1. This new error is due to odeint sampling the function f(t) at values of t beyond the last value of t_points. This is necessary for error correction and there is no option to prevent odeint from doing so. However, we can instead extrapolate f(t) beyond the supplied samples, using InterpolatedUnivariateSpline:

   from scipy.interpolate import InterpolatedUnivariateSpline
   
   ...    
   
   ft = InterpolatedUnivariateSpline(t1, y1, k=1)
   

   As with interp1d, this returns a function with the same signature.
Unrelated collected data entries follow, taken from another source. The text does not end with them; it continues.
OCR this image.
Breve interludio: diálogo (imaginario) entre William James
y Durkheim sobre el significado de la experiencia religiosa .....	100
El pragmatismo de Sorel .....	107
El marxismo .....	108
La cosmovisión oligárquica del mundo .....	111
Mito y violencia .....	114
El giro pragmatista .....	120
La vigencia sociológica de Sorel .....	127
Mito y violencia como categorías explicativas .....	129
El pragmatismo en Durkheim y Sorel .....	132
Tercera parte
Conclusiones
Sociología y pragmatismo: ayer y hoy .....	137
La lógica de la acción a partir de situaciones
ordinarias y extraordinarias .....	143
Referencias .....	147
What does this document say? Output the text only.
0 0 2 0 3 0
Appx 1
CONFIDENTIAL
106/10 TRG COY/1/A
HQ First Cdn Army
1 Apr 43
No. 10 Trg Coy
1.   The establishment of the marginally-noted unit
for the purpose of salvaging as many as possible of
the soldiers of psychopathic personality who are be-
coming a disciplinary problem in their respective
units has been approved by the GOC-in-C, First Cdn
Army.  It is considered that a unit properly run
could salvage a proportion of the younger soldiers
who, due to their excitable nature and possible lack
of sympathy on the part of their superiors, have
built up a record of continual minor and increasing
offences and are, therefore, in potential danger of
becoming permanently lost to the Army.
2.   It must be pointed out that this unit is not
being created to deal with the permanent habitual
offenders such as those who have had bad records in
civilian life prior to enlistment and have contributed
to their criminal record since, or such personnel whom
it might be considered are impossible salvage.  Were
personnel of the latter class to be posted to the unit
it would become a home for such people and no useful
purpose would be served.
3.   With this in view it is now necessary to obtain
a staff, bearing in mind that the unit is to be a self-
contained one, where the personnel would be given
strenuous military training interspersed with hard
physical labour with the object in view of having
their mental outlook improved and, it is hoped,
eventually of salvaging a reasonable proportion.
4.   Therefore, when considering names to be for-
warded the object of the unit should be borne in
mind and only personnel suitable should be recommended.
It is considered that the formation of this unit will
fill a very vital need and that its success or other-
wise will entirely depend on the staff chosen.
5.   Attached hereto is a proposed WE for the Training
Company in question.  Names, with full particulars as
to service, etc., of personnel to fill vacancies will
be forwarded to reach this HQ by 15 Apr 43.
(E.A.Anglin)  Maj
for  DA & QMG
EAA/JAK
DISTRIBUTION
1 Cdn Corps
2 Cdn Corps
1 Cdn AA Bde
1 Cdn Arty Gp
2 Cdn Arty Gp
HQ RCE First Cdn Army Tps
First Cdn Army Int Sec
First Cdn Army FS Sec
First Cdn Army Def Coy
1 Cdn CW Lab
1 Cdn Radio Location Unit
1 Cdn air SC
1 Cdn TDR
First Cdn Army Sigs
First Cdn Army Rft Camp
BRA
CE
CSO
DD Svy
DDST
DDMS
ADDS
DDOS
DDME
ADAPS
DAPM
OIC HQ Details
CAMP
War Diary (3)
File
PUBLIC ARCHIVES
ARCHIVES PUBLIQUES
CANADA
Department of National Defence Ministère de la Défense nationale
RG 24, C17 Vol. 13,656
However, after applying this fix the result becomes:

   

   Which is of course incorrect.

2. You have declared hs, cs, ps outside of the function as constants. In-fact they are functions of the alpha* and sigma* variables, so have to be evaluated during each call to equation:

   def equations(x, t):
   
       p = x[0]
       alphad = x[1]
       alphas = x[2]
       sigmad = x[3]
       sigmas = x[4]
   
       hs = (sigmas-(sigmas**(2)-k3*alphas*(2*sigmas-alphas))**(1/2))/k3
       cs = (alphas-hs)/2
       ps = k4*(hs**2)/cs
   
       dpdt = (ps-p)/d + ft(t)/Mu1
       dalphaddt = (1/vd)*(k2-w*(alphad-alphas))
       dalphasdt = (1/vs)*(w*(alphad-alphas)-k2)
       dsigmaddt = (1/vd)*(k1-w*(sigmad-sigmas))
       dsigmasdt = (1/vs)*(w*(sigmad-sigmas)-k1-(ps-p)/d*Mu2)
   
       return [dpdt, dalphaddt, dalphasdt, dsigmaddt, dsigmasdt]
   

   The result now matches the graph in the exercise... almost.

   

3. You passed t1 as the horizontal axis variable to odeint. It only has 14 elements which is too few for a smooth output. Pass new_t instead:

   solve = ig.odeint(equations, [p0, alphad0, alphas0, sigmad0, sigmas0], new_t)
   

   The result now exactly matches the expected one!